Donald Trump's victory left many feeling dejected by the political process and searching for any possible way to nullify his election — especially since Hillary Clinton won the popular vote by a significant margin. Turns out there is a way to block his presidency, and two Democratic members of the college are leading the charge. While the plan is possible, it's also a self-described "hail Mary" move.
Democrats Bret Chiafolo from Washington state and Michael Baca from Colorado hatched a plan they've dubbed "Moral Electors" to encourage Republicans to write-in a third candidate (they have proposed Mitt Romney or John Kasich), according to Politico. Despite the popular belief that electoral college members must vote for the voters' chosen candidate, in actuality there are only 29 states that have laws dictating how electors vote. Even those laws do not punish electors who vote against their state's choice. In Washington state, for instance, electors are supposed to follow their state's preferred candidate, but if they choose otherwise, they only face a $1,000 fine.
Although the electoral college is denounced as an arcane practice that does not reflect the majority's choice, it was originally implemented as a safety net if Americans were to choose a president that could harm the country. Alexander Hamilton described the electoral college as "small number of persons, selected by their fellow-citizens from the general mass" who are capable of selecting a winner with "discernment requisite to such complicated investigations." The electoral college is composed of representatives from all 50 states; the number of representatives from each state is equal to the number of house representatives and senators each state has. Electors are typically nominated by their state's party.

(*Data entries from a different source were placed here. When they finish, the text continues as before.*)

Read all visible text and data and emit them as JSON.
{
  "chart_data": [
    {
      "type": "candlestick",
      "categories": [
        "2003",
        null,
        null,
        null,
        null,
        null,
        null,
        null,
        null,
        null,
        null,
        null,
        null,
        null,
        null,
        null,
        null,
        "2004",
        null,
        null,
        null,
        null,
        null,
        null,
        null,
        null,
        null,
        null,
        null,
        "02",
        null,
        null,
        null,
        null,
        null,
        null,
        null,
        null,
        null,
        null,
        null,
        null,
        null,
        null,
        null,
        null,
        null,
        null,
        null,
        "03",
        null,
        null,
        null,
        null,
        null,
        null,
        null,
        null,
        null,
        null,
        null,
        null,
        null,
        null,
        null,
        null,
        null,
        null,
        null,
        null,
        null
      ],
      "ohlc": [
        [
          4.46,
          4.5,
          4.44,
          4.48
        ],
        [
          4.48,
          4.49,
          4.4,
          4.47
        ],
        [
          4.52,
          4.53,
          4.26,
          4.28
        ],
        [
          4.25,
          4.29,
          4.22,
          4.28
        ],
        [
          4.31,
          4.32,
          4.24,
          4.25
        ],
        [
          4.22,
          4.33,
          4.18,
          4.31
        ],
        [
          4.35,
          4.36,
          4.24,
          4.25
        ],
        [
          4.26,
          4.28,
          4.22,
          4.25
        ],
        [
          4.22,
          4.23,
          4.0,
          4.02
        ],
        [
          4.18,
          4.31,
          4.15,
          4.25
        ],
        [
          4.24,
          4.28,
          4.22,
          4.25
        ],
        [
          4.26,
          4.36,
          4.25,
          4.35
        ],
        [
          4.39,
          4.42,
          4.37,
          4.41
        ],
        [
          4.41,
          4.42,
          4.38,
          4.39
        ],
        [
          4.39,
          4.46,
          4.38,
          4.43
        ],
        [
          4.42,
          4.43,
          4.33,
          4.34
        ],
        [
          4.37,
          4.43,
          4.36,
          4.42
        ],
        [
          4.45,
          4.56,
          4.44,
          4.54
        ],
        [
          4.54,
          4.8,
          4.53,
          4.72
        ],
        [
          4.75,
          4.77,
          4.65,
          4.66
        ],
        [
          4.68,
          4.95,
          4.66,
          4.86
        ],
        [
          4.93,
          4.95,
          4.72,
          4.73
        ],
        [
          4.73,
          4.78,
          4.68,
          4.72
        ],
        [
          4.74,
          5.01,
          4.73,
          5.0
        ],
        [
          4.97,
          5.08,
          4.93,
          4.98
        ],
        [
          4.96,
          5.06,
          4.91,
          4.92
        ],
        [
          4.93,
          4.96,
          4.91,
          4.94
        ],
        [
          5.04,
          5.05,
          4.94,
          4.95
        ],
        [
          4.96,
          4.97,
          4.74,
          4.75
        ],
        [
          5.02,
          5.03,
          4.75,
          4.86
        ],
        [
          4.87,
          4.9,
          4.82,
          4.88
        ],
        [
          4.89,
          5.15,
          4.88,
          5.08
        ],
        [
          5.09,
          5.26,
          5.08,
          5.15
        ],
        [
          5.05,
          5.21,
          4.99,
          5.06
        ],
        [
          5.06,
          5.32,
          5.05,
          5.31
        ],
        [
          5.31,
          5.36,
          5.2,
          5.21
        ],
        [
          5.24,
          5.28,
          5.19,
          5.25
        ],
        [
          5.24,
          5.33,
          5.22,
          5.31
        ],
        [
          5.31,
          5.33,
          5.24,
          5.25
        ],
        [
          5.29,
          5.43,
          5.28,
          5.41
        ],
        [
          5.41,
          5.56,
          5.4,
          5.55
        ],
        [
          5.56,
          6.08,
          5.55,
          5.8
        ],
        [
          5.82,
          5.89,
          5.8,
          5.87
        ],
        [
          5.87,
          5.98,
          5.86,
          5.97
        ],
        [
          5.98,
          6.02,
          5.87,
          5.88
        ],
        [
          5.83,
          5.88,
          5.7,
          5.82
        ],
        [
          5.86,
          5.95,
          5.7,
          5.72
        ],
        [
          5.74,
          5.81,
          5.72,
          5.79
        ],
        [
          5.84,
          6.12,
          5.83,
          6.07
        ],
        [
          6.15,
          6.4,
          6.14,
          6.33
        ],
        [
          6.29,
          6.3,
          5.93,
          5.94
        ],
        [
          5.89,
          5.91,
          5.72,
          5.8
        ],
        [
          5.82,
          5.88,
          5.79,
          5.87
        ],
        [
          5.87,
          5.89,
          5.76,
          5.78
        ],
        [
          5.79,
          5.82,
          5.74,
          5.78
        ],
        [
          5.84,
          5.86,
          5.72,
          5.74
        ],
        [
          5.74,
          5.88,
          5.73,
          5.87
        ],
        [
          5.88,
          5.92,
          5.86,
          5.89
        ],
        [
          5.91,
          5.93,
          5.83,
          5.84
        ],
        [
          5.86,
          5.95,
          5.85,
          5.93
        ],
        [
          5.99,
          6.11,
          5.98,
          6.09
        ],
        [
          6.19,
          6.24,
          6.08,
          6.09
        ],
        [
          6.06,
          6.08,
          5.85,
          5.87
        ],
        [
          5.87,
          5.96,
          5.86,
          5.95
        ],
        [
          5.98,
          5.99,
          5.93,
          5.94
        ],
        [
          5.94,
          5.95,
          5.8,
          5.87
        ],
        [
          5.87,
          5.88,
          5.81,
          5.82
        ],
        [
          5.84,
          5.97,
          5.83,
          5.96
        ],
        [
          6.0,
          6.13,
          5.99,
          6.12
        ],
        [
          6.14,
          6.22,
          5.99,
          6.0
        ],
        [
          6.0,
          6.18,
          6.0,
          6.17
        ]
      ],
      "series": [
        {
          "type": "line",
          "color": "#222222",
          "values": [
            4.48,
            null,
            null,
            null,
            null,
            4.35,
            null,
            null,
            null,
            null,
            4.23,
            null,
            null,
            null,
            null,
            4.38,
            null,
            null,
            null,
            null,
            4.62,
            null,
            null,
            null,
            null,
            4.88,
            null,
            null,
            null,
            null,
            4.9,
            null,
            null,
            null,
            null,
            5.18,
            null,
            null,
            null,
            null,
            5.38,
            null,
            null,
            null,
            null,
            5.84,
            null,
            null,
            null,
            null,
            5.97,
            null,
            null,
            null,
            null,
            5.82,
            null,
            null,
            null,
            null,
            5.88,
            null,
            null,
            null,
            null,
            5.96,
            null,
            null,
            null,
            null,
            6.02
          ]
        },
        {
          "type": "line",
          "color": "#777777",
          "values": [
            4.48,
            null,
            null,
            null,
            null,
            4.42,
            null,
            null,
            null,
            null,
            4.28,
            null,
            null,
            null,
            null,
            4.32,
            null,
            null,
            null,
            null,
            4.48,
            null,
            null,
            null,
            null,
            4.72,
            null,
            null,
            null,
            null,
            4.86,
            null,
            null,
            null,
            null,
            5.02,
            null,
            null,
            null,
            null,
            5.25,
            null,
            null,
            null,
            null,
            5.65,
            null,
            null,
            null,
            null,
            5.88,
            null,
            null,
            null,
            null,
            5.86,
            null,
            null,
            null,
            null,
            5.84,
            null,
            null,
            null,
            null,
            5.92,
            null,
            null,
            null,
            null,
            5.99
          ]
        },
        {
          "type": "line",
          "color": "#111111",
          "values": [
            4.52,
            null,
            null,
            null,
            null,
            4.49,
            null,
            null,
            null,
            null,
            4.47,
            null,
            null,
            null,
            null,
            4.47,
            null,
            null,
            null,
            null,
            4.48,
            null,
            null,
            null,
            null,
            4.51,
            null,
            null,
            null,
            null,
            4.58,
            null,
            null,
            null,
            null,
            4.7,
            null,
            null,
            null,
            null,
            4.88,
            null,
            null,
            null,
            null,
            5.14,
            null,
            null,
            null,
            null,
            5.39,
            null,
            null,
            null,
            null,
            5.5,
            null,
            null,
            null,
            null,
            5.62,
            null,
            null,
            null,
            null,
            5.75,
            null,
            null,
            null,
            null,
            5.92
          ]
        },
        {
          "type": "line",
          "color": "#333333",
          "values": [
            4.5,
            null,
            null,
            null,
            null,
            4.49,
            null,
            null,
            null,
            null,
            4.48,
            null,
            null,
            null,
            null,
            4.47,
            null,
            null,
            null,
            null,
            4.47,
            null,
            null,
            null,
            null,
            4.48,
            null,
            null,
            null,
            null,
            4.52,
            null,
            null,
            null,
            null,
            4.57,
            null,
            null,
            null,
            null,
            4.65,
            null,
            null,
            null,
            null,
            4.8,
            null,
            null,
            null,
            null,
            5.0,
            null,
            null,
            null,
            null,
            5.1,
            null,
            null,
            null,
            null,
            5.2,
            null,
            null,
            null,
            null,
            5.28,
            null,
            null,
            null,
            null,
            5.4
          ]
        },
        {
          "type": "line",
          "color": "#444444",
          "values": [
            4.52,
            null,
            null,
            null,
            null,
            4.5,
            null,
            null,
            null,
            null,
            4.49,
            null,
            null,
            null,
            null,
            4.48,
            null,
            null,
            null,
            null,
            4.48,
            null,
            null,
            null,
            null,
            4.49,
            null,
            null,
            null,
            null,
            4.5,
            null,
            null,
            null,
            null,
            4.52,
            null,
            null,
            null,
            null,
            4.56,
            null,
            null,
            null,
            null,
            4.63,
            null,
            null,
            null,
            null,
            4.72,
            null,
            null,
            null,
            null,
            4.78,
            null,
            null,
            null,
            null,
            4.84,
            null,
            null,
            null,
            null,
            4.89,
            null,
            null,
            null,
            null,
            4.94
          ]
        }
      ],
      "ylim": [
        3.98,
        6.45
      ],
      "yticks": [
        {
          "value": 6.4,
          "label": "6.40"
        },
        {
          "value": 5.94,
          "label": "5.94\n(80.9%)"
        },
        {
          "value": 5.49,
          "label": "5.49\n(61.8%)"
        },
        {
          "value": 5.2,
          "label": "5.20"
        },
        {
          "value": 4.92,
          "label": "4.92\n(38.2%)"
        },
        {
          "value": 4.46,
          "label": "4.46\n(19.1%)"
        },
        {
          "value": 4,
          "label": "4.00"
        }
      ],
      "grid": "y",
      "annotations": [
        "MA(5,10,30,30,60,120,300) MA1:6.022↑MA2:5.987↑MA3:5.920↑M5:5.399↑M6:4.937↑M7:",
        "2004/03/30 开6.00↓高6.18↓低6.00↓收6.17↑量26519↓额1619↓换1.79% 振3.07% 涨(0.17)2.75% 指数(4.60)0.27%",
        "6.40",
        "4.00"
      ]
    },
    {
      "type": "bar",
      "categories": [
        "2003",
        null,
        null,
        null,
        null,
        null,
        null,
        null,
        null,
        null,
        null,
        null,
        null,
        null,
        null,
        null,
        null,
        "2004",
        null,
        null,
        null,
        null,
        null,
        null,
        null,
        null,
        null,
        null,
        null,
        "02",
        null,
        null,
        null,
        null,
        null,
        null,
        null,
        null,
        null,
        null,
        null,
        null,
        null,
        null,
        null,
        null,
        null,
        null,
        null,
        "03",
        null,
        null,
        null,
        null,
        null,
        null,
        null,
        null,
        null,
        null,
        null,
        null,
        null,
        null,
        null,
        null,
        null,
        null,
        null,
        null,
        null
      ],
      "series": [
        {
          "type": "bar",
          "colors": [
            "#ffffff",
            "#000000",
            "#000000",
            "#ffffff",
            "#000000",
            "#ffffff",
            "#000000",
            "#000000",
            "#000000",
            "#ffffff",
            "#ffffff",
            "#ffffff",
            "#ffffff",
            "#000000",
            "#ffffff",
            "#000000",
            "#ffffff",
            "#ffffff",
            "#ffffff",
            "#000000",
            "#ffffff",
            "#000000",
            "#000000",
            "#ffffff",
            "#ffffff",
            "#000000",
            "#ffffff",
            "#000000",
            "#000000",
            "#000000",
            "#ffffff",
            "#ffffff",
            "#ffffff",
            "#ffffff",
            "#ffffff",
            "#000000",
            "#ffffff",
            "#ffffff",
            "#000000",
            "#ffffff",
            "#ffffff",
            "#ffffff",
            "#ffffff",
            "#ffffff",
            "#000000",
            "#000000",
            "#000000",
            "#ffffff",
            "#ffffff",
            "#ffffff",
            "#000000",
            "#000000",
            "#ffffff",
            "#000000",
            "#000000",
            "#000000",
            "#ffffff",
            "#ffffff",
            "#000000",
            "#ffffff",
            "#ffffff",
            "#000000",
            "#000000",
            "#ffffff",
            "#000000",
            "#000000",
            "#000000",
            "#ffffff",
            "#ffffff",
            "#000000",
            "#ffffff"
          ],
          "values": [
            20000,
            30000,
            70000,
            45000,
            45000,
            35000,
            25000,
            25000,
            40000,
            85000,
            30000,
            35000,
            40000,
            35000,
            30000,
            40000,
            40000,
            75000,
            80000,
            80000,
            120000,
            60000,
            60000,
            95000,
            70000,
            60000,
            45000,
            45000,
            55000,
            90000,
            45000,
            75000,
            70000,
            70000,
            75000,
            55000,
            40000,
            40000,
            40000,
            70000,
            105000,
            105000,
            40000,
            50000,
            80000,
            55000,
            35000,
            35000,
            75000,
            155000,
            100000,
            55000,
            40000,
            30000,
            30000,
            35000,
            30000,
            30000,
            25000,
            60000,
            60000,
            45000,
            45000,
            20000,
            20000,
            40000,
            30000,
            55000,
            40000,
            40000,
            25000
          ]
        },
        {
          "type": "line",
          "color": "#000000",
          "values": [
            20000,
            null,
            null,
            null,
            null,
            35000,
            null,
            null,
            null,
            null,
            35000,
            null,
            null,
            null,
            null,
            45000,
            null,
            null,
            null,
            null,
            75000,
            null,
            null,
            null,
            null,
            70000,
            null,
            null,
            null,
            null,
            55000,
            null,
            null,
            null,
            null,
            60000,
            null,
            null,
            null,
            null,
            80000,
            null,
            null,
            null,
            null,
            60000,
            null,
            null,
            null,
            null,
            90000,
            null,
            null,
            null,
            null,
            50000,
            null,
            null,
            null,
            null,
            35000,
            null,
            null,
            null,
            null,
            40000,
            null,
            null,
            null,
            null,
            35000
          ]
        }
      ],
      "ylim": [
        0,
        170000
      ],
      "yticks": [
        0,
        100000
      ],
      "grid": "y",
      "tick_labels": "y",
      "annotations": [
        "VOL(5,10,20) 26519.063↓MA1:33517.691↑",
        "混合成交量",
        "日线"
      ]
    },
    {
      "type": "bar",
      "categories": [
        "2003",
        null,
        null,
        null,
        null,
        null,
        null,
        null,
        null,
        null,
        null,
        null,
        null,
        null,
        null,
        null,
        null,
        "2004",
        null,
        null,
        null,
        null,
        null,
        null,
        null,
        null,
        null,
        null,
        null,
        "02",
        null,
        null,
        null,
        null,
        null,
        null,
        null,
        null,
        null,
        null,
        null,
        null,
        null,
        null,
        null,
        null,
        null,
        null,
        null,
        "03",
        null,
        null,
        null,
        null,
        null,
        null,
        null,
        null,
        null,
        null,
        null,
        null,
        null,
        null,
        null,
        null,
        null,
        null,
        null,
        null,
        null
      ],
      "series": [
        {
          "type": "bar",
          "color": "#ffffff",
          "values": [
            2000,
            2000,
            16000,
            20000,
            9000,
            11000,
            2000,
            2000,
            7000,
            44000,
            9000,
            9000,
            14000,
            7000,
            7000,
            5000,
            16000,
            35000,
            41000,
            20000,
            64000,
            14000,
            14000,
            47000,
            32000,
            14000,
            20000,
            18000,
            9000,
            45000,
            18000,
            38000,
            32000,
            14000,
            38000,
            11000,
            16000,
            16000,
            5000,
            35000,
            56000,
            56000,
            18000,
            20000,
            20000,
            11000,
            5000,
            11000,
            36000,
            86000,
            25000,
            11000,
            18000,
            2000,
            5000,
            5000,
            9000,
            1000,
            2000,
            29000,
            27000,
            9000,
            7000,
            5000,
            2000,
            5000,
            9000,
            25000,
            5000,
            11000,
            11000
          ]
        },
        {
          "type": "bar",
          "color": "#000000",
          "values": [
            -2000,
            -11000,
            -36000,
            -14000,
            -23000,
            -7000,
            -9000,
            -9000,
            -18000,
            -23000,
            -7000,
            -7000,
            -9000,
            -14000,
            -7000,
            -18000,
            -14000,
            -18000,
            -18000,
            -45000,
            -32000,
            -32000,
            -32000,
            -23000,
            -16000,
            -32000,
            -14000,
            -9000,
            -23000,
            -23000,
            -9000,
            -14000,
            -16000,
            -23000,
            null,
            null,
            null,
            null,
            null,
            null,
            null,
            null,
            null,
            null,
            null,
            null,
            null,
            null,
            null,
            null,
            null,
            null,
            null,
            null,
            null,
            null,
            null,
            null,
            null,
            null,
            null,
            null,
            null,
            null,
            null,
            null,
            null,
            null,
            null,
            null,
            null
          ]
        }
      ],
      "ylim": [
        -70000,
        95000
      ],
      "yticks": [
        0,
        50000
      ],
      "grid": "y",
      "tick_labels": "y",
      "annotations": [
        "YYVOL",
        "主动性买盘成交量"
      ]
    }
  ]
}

When the Electoral College's 538 members meet on Dec. 19 to formally vote for president, Chiafolo and Baca hope that their effort can convince at least 37 Republicans to change their vote. Since the votes are still being counted in Michigan, a state with 16 electoral votes, they need 37 electorates to vote for another candidate so that Trump doesn't get the required 270 votes to win. (Even though they are Democrats, Chiafolo and Baca are not looking to send Clinton to the White House; they are committed to a third candidate as a solution.)
Chiafolo acknowledged his scheme's slim chances of success during an interview with Poltico, but he also expressed faith in the possibility. "I do see situations where — when we've already had two or three [Republican] electors state publicly they didn't want to vote for Trump," Chiafolo said. "How many of them have real issues with Donald Trump in private?" The last time a so-called "faithless elector" cast their ballot for someone other than the state's voted candidate was in 2004, when an elector chose John Edwards over John Kerry. "Faithless electors" have never voted en masse in American history before, however.
Politico also noted that while 29 states have laws dictating how electoral officials vote, the mandates are rarely enforced and some lawyers believe they are also unconstitutional. Even Donald Trump stated after the 2012 election that the electoral college is a "disaster for democracy," though he's probably changed his position since winning.